The mystery of Mercury's excessively dark surface may have just been solved.
A team of researchers working at Brown University say the planet's inky appearance may be the result of a near constant rain of impacts from tiny specks of cometary dust that "painted" the planet black over billions of years.
The research was published Monday in Nature Geoscience.
Scientists have long wondered why Mercury was so much darker than our moon -- reflecting just one-third of the amount of light that the moon reflects.
The two bodies are often compared, explained lead author Megan Bruck Syal, who is a postdoctoral researcher at the Lawrence Livermore National Laboratory in Livermore, Calif. They are roughly the same size, and because neither one has much of an atmosphere, they are both subject to a constant bombardment from bits of space dust and other micrometeorites.
(Here on Earth, micrometeorites burn up in the atmosphere, causing shooting stars).
Many airless bodies get their dark color from iron-bearing minerals on their surface, but that is not the case with Mercury. Observations by NASA's Messenger spacecraft have shown that the surface of Mercury is less than 2% iron. Scientists intent on solving this mystery had to look for another darkening agent.
"One thing that hadn't been fully considered before was carbon," Bruck Syal said. "Carbon is really abundant in comets and could be delivered by cometary dust."
Paradoxically, full-size comets could not be responsible for depositing enough carbon on Mercury's surface to darken it. That's because a large comet would strike the planet with so much speed that all the impact material would go shooting off into space. But impacts from cometary dust were a different story.
"The little dust particles less than a millimeter in size are also very carbon rich, and they come in at lower speeds," Bruck Syal said. "We did a lot of calculations about different impact angles and velocities and found you could retain most of the material on the planet."

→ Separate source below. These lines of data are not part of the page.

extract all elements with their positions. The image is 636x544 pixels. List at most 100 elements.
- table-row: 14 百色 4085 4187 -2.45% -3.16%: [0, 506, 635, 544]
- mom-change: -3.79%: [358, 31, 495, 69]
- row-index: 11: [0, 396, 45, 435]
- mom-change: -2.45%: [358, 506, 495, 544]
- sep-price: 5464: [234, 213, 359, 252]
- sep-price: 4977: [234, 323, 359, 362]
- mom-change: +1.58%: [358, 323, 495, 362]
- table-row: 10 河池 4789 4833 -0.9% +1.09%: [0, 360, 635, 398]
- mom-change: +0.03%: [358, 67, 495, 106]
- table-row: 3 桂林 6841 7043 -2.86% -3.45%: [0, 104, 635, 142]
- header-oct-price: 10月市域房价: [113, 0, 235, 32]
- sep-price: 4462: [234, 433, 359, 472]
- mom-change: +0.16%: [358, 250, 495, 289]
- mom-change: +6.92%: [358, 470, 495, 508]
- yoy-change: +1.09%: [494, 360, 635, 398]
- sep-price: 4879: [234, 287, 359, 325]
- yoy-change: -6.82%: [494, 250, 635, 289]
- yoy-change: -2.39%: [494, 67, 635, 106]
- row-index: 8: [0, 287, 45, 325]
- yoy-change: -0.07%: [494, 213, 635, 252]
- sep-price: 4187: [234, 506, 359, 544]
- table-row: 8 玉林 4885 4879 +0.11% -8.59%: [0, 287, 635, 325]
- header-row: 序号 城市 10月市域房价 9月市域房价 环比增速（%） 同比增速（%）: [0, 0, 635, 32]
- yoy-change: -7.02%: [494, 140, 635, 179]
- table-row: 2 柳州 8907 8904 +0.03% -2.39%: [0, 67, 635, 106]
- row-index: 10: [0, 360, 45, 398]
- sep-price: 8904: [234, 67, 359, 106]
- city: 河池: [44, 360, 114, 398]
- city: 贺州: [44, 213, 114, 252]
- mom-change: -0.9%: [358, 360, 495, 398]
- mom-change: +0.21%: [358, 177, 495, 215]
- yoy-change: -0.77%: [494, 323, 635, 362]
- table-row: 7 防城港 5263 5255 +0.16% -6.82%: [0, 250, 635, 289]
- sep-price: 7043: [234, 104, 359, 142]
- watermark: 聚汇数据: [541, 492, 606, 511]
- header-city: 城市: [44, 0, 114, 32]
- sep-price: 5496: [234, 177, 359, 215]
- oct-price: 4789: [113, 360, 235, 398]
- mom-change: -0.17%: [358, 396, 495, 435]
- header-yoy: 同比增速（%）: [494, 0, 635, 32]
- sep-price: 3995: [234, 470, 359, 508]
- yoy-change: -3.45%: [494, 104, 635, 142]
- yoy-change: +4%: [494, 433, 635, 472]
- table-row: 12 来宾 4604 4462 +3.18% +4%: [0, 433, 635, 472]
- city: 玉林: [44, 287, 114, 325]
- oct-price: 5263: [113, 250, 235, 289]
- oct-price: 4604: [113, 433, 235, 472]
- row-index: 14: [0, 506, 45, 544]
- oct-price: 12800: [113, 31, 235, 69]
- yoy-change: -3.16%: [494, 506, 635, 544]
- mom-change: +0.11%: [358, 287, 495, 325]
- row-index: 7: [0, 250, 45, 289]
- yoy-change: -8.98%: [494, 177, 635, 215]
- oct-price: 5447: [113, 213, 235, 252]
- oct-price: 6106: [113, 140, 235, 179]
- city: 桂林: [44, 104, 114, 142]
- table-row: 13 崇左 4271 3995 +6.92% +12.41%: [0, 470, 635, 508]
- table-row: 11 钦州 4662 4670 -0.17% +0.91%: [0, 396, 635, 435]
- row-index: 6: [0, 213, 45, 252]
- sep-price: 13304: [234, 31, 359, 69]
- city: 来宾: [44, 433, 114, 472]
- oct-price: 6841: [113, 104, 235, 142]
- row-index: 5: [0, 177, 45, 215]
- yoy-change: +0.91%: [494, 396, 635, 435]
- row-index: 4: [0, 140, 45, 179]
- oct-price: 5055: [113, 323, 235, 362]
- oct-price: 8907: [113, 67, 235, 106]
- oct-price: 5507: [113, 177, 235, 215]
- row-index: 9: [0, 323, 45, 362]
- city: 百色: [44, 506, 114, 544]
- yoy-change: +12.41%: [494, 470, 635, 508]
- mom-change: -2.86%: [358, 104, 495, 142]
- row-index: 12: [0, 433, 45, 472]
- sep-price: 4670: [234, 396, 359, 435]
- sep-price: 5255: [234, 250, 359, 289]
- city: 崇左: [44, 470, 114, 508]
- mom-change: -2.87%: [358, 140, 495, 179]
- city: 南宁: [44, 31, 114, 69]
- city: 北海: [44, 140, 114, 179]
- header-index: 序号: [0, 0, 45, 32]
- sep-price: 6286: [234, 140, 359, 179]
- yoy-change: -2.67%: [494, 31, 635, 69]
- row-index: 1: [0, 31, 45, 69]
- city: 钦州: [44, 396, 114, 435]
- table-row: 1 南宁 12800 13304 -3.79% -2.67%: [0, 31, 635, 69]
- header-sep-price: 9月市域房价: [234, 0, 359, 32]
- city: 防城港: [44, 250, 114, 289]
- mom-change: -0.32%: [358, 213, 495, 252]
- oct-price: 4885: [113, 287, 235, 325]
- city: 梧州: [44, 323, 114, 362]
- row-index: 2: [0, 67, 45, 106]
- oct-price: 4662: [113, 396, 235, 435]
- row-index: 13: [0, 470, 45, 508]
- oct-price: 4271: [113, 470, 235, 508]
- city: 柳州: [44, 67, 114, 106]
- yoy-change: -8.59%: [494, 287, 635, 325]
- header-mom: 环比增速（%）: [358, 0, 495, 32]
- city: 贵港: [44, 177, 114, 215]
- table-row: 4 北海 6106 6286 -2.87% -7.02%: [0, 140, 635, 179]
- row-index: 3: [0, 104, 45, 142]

After determining that carbon from cometary dust could remain on Mercury's surface, the team had to make sure that Mercury would be hit with enough dust to account for the planet's dark appearance.
Here again, the pieces fit together. The density of cometary dust increases as you get closer to the sun, and after further calculations, the researchers determined that Mercury is likely struck by 50 times as many bits of cometary dust as the moon.
"It's pretty constant," Bruck Syal said. "Unlike asteroid or comet impacts that are kind of hard to predict, this is more of a steady state."
The final step was to make sure that the impact of carbon dust on the surface of Mercury would indeed have a darkening effect. To test that, the researchers turned to the NASA Ames Vertical Gun Range in Mountain View, Calif. There a 14-foot cannon fueled by hydrogen gas allows researchers to shoot projectiles into targets at speeds of more than 3.5 miles per second, imitating celestial impacts.
By creating target materials similar to what they expect to find on the surface of Mercury, the scientists were able to demonstrate that cometary dust impacts would indeed produce dark materials that would be deposited on the planet's soil.
The hypothesis addresses a lot of questions about what is making Mercury so dark, but Bruck Syal said it still needs to be tested.
"I know the Messenger mission is doing a low-altitude campaign right now trying to get more carbon abundance data," she said. "If we could have some outside verification of how much carbon there is ... that would be the ultimate test."